Quincy Jones Recognized by France’s Ministry of Culture for His Contributions
Grammy Award-winning producer, arranger and composer Quincy Jones has been recognized for his musical contributions and the enrichment of France’s cultural inheritance.
“France has always felt like a second home to me,” he said.
Jones, who first traveled to France in 1953 as a 19-year-old trumpet player in Lionel Hampton’s band, lived in Paris for years while studying music composition and orchestration with famed music teacher Nadia Boulanger. He recorded with French and American artists such as Charles Aznavour, Henri Salvador, Jacques Brel, Louis Jordan, Count Basie, Billy Eckstine and Sarah Vaughan.
Jones was promoted to the France’s highest honor, Commandeur de la Legion d’ Honneur, in 2001.

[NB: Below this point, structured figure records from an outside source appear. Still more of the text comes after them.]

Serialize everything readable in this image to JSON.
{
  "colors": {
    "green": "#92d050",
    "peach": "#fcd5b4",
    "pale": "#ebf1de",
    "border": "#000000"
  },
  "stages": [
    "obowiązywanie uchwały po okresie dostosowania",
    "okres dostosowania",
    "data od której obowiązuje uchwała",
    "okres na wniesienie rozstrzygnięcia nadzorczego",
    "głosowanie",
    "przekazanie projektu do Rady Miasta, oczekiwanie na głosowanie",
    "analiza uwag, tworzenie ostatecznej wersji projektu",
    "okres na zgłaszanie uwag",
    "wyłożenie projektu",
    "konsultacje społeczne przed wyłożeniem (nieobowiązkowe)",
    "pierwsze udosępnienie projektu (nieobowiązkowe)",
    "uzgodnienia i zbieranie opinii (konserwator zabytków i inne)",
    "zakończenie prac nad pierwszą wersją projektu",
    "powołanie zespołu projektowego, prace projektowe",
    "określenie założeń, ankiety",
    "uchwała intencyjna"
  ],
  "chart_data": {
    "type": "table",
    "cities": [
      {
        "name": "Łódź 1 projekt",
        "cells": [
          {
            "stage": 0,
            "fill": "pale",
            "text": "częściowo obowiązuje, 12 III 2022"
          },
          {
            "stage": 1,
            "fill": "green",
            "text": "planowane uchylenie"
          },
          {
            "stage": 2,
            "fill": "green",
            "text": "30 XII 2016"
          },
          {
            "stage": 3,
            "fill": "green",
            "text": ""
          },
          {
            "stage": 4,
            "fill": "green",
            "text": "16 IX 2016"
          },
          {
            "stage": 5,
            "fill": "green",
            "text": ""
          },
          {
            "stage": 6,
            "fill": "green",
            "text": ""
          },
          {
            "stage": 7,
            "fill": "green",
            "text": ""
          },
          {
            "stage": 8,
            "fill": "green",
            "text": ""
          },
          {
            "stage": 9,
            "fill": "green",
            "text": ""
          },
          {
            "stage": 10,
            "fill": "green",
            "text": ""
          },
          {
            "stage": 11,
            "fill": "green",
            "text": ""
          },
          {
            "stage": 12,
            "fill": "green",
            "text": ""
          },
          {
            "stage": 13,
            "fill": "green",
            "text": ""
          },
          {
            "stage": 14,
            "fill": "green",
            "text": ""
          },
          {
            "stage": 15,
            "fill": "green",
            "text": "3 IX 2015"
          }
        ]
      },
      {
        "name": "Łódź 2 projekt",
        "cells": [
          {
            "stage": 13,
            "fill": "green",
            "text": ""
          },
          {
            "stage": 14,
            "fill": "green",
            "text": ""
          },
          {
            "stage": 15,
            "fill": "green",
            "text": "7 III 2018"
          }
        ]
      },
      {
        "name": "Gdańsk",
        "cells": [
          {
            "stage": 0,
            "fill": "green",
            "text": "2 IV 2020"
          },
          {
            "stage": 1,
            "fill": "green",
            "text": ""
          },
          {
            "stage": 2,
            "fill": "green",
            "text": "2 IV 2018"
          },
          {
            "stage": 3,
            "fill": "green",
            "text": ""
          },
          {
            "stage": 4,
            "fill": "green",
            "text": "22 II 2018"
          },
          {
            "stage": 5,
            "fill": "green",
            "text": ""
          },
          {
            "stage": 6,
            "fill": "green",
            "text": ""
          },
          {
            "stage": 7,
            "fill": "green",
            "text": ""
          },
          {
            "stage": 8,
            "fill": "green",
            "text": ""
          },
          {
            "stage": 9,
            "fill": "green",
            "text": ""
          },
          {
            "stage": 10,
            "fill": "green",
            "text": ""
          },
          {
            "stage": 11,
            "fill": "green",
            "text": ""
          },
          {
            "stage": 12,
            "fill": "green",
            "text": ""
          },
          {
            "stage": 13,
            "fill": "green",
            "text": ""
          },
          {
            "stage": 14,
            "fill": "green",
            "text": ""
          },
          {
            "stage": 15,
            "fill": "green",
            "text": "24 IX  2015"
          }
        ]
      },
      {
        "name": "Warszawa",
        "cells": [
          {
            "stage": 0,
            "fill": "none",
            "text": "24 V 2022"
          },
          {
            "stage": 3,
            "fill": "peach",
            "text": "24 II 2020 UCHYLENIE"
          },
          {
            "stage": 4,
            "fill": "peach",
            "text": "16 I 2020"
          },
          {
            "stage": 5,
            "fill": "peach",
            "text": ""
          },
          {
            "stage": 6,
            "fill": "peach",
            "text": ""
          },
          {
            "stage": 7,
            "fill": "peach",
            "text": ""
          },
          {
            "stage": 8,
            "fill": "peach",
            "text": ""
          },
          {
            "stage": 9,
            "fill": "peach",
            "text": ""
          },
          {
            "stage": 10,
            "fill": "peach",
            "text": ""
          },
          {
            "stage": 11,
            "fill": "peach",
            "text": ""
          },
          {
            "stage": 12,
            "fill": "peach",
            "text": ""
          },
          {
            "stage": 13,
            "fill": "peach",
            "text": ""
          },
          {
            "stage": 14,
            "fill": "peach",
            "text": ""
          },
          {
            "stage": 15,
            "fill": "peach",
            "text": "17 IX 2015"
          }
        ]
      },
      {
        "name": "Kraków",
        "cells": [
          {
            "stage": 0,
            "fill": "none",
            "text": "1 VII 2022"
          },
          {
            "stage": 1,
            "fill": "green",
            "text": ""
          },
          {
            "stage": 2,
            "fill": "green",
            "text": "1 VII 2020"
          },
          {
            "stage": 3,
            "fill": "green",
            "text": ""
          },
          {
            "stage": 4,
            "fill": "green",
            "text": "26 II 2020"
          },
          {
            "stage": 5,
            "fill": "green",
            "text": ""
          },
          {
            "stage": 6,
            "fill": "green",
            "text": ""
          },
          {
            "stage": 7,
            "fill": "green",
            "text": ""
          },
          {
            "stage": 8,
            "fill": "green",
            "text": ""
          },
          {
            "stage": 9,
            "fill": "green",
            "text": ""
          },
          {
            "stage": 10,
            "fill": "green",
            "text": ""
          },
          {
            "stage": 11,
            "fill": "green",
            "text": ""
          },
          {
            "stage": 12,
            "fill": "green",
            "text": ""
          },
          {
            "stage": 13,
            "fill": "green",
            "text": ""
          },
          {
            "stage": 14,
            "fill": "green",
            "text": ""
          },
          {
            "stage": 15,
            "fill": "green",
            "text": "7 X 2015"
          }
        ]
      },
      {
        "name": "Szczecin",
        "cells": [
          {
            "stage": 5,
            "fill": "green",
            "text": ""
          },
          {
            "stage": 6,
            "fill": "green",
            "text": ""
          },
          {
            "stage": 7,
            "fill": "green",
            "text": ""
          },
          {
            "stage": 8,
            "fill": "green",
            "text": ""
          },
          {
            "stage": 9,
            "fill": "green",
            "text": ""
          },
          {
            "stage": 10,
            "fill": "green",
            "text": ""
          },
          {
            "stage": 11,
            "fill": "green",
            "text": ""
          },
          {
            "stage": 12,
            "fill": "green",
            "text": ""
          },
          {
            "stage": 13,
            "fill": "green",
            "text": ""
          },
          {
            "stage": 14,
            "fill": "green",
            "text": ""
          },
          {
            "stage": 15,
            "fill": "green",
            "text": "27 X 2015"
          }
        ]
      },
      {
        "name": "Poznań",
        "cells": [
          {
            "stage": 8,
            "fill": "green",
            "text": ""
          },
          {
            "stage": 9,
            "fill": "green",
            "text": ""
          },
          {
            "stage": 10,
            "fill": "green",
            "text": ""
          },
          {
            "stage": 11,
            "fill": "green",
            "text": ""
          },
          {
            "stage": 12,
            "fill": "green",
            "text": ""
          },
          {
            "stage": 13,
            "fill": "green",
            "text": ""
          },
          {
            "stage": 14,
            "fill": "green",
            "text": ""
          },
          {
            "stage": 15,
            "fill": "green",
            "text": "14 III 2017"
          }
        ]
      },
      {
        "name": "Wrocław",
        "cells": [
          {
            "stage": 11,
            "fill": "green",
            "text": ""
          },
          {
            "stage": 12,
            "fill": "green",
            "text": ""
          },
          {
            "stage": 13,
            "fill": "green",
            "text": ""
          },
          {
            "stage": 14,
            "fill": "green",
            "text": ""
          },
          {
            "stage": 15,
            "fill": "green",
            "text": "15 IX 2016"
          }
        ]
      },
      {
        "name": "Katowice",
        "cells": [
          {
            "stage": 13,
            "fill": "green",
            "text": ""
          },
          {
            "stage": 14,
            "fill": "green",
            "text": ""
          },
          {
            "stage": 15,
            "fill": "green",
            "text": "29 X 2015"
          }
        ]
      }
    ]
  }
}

Jones has won 27 Grammy Awards and one Emmy Award; is a seven-time Oscar nominee; and was inducted into the Rock and Roll Hall of Fame in 2012. He has composed music for 33 major motion picture scores, and earned acclaim as producer, conductor and arranger of recordings including Frank Sinatra‘s album “Sinatra At The Sands,” featuring “Fly Me To the Moon;” “We Are The World,” the best-selling single of all time; and Michael Jackson albums “Off The Wall,” “Bad” and “Thriller,” the latter being the best-selling album in the history of the music recording industry.